Alcuni scienziati ritengono il ricettore in quantità calante tra l’umanità del pianeta, altri addirittura lo danno in fase morente. In tempo, dunque, per regalarci ancora Andrei Rublev e Jannik Sinner, rossi campioni del tennis postmoderno, ormai felicemente accasati tra i primi della classe.
Ora, può accadere che sotto chiome dello stesso pigmento lavorino cervelli di fattura diversa, gli stessi attraverso i quali è passata la gestione del bel quarto di finale consumato ieri sulla Rod Laver Arena di Melbourne. E su quel suolo tracciato da righe gloriose, il moscovita dal capello liscio ha guidato i punti a tavoletta, ignorando curve, dossi, e qualche marciapiede. Naturalmente è finito fuori strada e dubito che abbia appreso la lezione.Al contrario, penso che ci riproverà.
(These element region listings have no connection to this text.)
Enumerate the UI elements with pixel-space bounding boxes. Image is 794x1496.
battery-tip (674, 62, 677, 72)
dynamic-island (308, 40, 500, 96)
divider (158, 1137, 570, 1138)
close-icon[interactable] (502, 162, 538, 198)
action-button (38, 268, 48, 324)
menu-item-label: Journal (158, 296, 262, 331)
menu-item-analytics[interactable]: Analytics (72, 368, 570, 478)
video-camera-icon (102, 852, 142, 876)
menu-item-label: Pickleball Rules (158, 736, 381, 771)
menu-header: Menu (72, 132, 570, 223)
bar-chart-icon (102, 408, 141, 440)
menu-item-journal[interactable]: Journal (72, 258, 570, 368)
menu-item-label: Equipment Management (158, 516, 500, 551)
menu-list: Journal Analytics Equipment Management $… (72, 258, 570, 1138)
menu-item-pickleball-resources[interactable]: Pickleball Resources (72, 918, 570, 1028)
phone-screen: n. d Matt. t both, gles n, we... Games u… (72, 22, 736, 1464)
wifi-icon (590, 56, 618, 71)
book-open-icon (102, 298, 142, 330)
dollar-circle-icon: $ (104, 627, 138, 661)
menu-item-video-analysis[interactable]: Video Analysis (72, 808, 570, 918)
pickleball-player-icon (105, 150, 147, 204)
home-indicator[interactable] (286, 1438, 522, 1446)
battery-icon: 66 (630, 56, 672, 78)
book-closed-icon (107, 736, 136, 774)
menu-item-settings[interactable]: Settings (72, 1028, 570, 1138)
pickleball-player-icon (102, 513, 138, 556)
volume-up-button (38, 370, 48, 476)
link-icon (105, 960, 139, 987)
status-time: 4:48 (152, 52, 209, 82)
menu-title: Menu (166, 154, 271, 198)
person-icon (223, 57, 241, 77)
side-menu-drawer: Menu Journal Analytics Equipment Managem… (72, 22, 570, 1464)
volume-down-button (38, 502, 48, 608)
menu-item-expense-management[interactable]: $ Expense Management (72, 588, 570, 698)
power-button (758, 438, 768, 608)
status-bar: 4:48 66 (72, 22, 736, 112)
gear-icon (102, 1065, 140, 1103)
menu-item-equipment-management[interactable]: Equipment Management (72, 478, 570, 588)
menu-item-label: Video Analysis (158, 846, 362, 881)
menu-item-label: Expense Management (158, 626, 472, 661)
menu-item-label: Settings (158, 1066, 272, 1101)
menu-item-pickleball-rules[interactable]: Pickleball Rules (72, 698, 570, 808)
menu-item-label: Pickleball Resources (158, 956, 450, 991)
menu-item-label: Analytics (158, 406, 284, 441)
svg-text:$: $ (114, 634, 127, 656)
L’italiano di San Candido invece ha messo in atto una guida coi fiocchi, movimentata come i suoi riccioli, da marce alte, medie e basse innestate secondo il divenire dei fatti. È finita con un tète à tète salito a 5/2 per il nostro portabandiera che promette di salire ancora se l’uomo al di qua degli Urali non si riavrà dalla smania di tirare bombe per spaventare i sorci. Ma il match rivela anche, qualora necessario, che sotto criniere della stessa tinta pulsano cabine di regia difformi, organi pensanti che fanno la differenza al di là della peluria che li ricopre.